Due to the embezzling of funds by his former manager while Cohen spent six years at a Zen retreat, Cohen's finances have forced him to return to touring (he is currently on his first U.S. tour in 15 years). Recorded from a 2008 performance, Live in London is a document of Cohen's power as a performer of his songs, with vibrancy and poignancy. His low, nearly conversational delivery has now aged, reaching a new weathered plateau, like Johnny Cash. This performance contains a similar comfortable, affable connection between performer and audience, as Cash exemplified in his prison concert recordings.
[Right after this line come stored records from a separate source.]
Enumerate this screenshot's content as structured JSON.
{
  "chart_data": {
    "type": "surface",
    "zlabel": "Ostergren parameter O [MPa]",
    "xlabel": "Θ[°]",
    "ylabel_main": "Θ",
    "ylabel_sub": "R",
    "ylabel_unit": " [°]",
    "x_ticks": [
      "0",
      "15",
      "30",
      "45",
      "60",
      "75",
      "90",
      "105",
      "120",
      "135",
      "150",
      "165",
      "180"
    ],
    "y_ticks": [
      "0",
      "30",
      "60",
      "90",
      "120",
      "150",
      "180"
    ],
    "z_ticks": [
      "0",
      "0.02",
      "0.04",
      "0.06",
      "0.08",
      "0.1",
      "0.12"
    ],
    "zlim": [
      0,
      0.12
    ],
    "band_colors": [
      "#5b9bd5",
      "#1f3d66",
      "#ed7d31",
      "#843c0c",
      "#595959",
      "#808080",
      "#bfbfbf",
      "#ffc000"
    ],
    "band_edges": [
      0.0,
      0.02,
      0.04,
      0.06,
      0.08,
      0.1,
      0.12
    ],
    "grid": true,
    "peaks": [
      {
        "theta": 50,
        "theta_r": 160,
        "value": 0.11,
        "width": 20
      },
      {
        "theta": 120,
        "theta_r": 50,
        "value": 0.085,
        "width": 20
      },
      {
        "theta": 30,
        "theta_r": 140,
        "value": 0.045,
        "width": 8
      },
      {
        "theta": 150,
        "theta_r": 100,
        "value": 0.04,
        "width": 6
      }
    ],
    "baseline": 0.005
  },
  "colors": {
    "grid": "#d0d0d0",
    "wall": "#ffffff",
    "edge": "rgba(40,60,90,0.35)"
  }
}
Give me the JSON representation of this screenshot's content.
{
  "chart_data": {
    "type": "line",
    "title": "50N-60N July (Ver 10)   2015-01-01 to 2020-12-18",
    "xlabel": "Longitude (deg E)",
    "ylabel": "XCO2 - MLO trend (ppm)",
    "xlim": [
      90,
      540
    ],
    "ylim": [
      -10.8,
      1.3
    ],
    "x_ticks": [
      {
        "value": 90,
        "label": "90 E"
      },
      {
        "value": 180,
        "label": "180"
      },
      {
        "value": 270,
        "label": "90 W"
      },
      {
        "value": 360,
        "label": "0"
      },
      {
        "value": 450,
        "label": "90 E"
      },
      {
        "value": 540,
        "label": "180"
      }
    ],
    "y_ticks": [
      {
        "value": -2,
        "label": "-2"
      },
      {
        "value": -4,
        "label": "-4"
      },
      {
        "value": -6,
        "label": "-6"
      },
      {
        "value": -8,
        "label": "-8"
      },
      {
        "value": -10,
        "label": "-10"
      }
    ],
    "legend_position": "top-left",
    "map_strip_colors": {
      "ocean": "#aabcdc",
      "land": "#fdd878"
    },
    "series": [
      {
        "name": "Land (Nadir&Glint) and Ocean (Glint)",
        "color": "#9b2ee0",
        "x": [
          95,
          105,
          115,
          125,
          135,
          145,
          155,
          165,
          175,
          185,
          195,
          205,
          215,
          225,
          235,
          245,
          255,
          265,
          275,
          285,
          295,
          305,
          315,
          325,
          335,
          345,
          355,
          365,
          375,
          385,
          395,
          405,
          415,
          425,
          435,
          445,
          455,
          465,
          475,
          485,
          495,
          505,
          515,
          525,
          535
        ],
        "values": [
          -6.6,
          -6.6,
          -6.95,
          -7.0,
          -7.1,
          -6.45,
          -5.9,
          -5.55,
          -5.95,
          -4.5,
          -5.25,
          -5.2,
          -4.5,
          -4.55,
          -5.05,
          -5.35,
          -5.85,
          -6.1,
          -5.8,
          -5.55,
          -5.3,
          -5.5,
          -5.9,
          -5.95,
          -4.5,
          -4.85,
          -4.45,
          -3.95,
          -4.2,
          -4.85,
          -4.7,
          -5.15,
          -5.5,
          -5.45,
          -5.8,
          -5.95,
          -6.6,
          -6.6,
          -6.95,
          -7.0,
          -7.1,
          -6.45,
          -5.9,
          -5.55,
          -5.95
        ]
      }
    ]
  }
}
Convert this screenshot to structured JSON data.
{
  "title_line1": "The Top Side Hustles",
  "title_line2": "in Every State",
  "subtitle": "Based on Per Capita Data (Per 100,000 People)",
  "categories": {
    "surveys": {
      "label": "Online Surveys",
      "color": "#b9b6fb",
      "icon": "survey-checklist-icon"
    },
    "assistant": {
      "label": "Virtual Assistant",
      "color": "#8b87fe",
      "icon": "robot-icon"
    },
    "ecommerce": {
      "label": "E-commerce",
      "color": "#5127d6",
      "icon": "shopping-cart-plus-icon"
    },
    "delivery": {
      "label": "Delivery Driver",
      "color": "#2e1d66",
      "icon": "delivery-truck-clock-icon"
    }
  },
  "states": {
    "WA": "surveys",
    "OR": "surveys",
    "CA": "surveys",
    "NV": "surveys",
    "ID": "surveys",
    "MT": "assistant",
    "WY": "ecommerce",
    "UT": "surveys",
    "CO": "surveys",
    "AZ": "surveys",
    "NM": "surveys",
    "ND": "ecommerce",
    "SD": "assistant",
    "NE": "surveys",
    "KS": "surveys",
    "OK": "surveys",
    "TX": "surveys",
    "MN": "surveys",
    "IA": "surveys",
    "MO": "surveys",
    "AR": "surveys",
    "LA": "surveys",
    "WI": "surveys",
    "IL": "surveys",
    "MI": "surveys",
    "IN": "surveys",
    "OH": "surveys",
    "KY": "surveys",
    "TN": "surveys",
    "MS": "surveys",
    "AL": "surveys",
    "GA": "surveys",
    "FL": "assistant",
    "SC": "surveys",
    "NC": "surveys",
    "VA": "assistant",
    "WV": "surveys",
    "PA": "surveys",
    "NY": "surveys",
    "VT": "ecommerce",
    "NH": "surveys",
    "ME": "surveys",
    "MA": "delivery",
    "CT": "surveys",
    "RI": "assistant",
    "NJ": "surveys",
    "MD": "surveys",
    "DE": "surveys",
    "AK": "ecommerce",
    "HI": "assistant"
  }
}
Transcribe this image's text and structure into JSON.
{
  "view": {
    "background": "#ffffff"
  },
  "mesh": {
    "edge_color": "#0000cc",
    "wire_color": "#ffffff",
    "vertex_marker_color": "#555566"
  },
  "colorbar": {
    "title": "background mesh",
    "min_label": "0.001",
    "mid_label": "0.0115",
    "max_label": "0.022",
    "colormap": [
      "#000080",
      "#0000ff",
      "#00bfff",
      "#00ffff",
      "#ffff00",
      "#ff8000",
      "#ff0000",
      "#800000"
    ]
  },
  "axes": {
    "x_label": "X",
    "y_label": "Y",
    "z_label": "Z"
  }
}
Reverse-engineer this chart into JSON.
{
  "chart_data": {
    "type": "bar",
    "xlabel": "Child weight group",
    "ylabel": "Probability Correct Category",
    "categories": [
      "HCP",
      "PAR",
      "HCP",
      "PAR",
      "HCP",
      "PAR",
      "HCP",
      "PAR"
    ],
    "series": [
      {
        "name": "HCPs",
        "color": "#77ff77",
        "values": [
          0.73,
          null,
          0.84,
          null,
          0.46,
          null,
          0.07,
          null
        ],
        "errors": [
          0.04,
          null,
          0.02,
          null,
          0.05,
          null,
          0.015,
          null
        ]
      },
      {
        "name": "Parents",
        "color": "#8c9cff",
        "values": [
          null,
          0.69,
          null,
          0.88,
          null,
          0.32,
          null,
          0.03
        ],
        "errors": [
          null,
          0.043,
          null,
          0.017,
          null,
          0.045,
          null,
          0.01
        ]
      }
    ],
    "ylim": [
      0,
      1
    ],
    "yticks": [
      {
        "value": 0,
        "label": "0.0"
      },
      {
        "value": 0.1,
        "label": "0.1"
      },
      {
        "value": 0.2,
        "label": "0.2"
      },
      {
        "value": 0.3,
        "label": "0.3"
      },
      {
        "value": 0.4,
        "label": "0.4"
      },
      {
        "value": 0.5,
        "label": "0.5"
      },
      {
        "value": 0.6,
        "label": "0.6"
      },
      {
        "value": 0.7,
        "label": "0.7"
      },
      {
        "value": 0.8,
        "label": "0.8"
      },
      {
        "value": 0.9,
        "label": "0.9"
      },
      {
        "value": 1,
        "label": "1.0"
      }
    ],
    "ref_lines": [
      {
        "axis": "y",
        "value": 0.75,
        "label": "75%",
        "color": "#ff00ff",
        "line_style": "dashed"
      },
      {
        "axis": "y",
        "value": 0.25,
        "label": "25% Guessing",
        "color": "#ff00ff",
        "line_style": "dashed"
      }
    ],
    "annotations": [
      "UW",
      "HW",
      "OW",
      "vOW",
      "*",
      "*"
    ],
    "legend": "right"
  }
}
With his wry humor intact, Cohen says to the stadium-sized audience, "It's wonderful to be gathered here on just the other side of intimacy," as a sly introduction to "The Future." However, by the end of this two-disc performance, he has successfully gathered his audience back to the "side of intimacy." And he seems to do so with a gentle ease, from a voice that elicits trust.
The excellent band assembled for the recording contains a number of Cohen alumni, including musical director and bassist, Roscoe Beck (who also produced Cohen's 1988 release I'm Your Man), guitarist/pedal steel player Brian Metzger and vocalist Sharon Robinson. Veteran keyboardist Neil Larsen, who appeared with George Harrison's Dark Horse band and on numerous Rickie Lee Jones albums, subtly exhibits his keyboard skills, from the soulful "Bird on the Wire" to the minimalist rendition of "If It Be Your Will." The Spanish musician Javier Mas' exquisite playing of the barnduria, laud, archilaud and the 12-string guitar gives the folk-based originals, such as "Who By the Fire" and "Suzanne," a Middle Eastern, Balkan and Mediterranean edge.
After engineering three months of rehearsals and a warm-up tour of smaller concerts throughout Canada, Live in London captures Leonard Cohen, the master bard, in perhaps his most comfortable space as a performer, allowing the brilliance of his words and song to transcend an audience, even one with 20,000 fans. "So ring the bells ring that still can ring," Cohen recites, prefacing the lines of "Anthem." "Forget your perfect offering. There is a crack in everything. That's how the light gets in."